The Bank of Canada's Rate Cut: Understanding the Impact on Your Mortgage.

Bank of Canada Rate Cut: Will It Really Make Housing More Accessible?

The Bank of Canada announced a 0.25% cut in interest rates on June 6, 2024, the first such cut in 4 years. If you’ve been following the news, you’ve probably heard a lot of buzz about how this will make housing more affordable and accessible. But let’s take a step back and ask: will it? Let's dive into what this means for all of us and whether it will truly impact our wallets and housing dreams.

The Big Announcement: What Happened?

The Bank of Canada decided to lower the cost of borrowing money, which they hope will stimulate the economy. Think of it as them turning on the money tap a little more to encourage spending and investment. On the surface, this sounds great – cheaper loans and mortgages for everyone! But let’s dig deeper.

Impact on Current Homeowners

Fixed-Rate Mortgage Holders

This announcement doesn’t change your current payments if you have a fixed-rate mortgage, your rate is locked in, and it will stay the same until your term ends. You might get a slightly better deal when you renew, but that’s a big “might.” Many current mortgage holders set up their loans when rates were much lower and even though rates have come down, a renewal will mean a higher rate for many people.

Variable-Rate Mortgage Holders

For those with variable-rate mortgages, you’ll see an immediate drop in your monthly payments or interest component of your payment. That’s good news, right? Sure, but it’s important to remember that these savings might not be as significant as you’d hope. A 0.25% cut might save you some money each month, but it won’t drastically change your financial situation. A 0.25% rate cut translates to about $13 less interest, per month, on each $100,000 of outstanding debt. So, if you have a $500,000 outstanding loan, you can expect a reduction in your monthly payment of just over $60 per month.

For Future Homebuyers: Is It a Game-Changer?

The narrative is that lower interest rates will make buying a home more affordable. But here’s the catch: even if your monthly mortgage payments go down a bit, the overall cost of homes isn’t necessarily going to follow suit. British Columbia’s real estate market is a beast of its own. Lower interest rates could mean more buyers jumping into the market, which might drive prices even higher. So, while your mortgage might be cheaper, the price tag on homes could keep soaring, making it just as tough to get a foot in the door. For sellers, this might seem like a good time to cash in. 

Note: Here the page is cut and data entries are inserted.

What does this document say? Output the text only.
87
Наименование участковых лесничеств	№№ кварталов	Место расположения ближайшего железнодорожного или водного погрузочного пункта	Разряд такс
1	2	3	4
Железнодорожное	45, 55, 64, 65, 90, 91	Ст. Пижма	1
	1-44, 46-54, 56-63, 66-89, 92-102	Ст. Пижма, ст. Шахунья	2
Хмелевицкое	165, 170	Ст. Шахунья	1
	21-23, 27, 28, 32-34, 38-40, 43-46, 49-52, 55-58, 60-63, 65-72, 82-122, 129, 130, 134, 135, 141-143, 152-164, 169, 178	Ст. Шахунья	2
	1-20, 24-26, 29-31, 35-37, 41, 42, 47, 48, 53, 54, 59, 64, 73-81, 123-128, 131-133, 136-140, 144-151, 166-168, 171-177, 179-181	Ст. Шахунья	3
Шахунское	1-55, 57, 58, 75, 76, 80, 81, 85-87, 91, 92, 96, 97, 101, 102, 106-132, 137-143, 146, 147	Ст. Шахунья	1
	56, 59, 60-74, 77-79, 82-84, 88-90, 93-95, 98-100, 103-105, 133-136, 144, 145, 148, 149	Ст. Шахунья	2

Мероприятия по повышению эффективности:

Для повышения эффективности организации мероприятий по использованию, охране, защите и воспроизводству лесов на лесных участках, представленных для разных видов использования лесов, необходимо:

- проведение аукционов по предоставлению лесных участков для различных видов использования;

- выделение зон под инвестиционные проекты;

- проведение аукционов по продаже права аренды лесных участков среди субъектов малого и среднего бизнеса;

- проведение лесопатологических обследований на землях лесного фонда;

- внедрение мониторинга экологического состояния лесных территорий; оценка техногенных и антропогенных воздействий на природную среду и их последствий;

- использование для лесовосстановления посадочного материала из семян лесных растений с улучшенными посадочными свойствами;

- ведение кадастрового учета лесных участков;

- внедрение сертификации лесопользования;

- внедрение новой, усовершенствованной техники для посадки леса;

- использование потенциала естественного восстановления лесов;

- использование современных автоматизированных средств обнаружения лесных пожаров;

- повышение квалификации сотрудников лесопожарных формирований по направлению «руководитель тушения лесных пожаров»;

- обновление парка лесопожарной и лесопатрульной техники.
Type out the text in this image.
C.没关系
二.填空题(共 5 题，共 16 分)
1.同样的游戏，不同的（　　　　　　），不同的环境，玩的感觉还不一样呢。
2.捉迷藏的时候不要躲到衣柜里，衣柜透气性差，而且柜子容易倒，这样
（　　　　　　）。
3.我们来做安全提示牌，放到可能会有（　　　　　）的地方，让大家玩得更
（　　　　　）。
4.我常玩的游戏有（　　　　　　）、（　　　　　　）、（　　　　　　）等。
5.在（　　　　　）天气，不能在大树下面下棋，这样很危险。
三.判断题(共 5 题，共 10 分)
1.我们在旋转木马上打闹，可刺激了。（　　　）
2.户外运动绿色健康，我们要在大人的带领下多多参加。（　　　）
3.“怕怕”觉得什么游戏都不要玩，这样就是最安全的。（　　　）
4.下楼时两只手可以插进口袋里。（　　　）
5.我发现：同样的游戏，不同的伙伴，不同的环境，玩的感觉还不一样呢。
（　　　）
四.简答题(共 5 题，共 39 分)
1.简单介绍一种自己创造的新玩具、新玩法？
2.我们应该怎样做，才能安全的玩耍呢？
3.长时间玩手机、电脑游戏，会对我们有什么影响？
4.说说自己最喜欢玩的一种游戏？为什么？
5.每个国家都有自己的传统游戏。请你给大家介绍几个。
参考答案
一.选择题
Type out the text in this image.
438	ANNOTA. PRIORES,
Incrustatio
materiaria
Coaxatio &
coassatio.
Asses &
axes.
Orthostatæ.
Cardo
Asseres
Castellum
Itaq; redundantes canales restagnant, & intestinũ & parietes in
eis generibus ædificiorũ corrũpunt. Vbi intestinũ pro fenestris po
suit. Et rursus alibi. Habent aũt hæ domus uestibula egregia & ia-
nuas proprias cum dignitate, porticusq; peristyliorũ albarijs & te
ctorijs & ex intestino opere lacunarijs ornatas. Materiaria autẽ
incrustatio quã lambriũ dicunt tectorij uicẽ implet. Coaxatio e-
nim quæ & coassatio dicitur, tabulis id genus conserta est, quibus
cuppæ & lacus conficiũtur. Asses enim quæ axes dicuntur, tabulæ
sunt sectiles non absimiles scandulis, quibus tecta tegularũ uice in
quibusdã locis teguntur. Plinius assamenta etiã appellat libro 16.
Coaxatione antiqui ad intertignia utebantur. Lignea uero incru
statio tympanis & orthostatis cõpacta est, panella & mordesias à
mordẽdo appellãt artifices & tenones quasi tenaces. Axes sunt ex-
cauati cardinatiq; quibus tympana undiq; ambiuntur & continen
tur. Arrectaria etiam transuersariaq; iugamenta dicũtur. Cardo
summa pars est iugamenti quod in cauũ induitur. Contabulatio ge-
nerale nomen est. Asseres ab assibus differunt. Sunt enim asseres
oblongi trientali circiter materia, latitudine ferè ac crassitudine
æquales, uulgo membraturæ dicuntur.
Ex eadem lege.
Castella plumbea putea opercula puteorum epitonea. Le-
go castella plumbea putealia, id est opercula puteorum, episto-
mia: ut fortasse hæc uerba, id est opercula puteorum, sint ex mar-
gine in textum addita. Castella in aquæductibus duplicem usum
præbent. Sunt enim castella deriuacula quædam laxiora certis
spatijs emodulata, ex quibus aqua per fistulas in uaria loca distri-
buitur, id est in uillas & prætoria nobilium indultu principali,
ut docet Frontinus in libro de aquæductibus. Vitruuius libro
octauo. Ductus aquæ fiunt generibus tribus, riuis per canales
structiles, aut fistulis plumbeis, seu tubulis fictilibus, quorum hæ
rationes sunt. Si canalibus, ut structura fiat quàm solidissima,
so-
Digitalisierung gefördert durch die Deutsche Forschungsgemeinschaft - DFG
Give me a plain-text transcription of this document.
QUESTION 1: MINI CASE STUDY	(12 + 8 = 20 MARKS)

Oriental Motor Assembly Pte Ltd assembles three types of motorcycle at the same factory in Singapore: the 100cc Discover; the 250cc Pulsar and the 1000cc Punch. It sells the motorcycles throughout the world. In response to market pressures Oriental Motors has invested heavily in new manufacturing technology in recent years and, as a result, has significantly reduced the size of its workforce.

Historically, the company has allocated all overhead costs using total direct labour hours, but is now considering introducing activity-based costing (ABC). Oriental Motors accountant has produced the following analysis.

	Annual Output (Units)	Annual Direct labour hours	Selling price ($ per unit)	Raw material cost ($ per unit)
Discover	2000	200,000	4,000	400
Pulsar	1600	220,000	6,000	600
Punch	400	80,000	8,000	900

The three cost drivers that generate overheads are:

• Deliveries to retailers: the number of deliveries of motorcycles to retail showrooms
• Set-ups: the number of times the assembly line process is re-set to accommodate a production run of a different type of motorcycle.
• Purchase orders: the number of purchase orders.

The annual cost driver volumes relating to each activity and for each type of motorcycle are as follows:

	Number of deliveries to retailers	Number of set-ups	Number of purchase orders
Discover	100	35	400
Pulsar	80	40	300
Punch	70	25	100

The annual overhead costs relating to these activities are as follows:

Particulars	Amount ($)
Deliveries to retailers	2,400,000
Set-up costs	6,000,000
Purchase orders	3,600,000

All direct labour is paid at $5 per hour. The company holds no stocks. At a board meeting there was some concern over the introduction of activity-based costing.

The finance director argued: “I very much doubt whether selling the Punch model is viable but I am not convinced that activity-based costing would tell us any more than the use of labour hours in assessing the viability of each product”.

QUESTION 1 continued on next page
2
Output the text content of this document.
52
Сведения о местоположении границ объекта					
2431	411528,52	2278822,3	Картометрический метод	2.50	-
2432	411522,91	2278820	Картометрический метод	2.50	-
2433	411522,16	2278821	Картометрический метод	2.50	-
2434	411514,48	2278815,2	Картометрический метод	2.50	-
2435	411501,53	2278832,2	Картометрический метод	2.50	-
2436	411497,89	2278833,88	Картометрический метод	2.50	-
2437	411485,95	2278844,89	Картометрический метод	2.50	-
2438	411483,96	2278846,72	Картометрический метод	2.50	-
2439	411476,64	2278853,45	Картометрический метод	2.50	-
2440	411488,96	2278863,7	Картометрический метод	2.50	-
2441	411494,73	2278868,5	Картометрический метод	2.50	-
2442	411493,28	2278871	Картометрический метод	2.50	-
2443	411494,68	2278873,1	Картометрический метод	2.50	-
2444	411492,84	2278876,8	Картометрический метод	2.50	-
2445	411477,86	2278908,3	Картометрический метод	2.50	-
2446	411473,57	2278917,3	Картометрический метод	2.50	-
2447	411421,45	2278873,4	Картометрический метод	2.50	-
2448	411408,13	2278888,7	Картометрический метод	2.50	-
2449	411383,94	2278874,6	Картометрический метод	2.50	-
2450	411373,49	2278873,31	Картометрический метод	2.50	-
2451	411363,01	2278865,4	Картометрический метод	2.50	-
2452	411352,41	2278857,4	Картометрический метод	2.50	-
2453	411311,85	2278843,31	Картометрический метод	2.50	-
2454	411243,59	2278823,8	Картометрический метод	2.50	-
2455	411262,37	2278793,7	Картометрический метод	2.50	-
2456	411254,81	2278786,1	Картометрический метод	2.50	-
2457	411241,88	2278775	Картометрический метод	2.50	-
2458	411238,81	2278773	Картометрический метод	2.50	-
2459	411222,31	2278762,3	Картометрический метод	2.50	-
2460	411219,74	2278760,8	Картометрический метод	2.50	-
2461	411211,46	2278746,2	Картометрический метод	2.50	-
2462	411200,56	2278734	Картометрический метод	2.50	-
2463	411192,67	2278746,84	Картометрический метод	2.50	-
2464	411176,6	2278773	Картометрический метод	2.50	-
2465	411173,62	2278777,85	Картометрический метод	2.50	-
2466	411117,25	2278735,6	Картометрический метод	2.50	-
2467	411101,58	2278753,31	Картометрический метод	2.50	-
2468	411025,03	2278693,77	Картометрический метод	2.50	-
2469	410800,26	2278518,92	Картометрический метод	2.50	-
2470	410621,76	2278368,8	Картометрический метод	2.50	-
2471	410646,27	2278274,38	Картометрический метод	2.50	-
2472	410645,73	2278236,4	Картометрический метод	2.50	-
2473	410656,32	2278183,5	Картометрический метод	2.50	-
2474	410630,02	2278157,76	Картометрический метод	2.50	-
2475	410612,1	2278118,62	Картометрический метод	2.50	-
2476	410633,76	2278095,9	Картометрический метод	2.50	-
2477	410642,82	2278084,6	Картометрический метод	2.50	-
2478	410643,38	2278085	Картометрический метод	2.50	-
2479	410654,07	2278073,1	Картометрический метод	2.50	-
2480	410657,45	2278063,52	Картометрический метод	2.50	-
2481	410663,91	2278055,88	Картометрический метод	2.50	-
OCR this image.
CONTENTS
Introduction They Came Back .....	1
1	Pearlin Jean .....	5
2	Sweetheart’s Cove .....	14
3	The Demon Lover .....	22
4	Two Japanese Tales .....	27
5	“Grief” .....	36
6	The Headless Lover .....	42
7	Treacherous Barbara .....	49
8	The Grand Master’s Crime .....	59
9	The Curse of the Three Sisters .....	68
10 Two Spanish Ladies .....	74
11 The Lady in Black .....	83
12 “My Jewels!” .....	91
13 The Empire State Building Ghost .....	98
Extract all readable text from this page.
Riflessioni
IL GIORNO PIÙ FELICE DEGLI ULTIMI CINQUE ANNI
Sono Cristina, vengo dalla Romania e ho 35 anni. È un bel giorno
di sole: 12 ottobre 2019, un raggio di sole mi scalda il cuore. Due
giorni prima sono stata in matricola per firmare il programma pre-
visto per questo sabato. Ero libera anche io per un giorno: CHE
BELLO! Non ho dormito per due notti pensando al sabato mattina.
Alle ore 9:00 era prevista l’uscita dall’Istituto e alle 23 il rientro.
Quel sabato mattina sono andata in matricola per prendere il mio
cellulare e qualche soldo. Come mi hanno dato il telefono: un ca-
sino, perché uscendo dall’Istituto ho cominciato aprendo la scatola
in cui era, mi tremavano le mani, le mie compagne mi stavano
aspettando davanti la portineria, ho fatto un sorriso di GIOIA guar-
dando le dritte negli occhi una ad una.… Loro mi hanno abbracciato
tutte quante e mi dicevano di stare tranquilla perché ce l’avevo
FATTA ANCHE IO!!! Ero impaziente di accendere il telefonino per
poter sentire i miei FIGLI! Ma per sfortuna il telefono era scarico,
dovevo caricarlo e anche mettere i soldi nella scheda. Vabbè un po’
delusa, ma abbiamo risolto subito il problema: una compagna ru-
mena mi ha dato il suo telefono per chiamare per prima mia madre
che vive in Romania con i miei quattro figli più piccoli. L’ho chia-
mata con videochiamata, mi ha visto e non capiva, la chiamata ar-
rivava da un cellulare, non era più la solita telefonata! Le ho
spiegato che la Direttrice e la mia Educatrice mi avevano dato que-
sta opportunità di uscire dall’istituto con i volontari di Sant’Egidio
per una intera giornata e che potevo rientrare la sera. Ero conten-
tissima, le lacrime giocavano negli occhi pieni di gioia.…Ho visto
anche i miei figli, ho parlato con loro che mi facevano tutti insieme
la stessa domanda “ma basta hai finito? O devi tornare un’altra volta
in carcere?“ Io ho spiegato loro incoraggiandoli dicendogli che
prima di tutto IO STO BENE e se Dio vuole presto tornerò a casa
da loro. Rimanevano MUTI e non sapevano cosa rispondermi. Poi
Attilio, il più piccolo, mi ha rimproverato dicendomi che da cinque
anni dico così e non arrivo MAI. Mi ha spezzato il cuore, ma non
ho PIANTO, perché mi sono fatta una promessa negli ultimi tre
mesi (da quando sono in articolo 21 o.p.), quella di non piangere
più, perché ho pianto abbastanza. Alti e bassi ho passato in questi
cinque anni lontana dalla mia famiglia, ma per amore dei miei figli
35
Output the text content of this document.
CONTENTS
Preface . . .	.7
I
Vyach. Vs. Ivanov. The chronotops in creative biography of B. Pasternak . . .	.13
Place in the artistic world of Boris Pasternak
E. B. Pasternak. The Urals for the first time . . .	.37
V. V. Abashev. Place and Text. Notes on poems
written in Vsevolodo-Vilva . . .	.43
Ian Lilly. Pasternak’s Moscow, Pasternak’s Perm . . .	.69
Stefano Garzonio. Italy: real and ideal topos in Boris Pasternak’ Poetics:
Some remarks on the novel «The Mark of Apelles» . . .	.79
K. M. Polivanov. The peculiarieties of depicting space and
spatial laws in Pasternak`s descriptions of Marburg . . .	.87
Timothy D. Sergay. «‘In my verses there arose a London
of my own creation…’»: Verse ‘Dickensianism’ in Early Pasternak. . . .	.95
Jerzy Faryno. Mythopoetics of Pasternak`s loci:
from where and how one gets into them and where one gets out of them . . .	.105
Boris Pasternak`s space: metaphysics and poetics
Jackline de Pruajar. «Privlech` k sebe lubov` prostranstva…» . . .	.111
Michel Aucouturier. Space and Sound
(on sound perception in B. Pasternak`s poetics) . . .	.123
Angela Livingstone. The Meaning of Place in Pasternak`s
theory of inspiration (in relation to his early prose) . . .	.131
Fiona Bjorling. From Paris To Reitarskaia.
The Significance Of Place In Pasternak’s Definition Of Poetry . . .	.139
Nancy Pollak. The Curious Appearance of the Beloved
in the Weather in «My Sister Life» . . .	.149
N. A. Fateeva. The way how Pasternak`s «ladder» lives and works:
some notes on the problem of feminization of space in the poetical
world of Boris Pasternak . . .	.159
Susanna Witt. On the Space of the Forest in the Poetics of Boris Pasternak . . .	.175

But for buyers, especially first-time homebuyers, it feels like running on a treadmill – you’re moving, but not really getting anywhere. With the average home price in BC sitting at $1,006,248 (WOWA.ca, April 2024), and assuming a potential borrower has 20% to put down, a 25-year amortized mortgage at 5.25% would have a monthly payment of almost $4800. With only 10% down the payments climb to approximately $5,400 per month, and with 5% down the payment would be almost $5,700 per month. So what does "more affordable" really mean?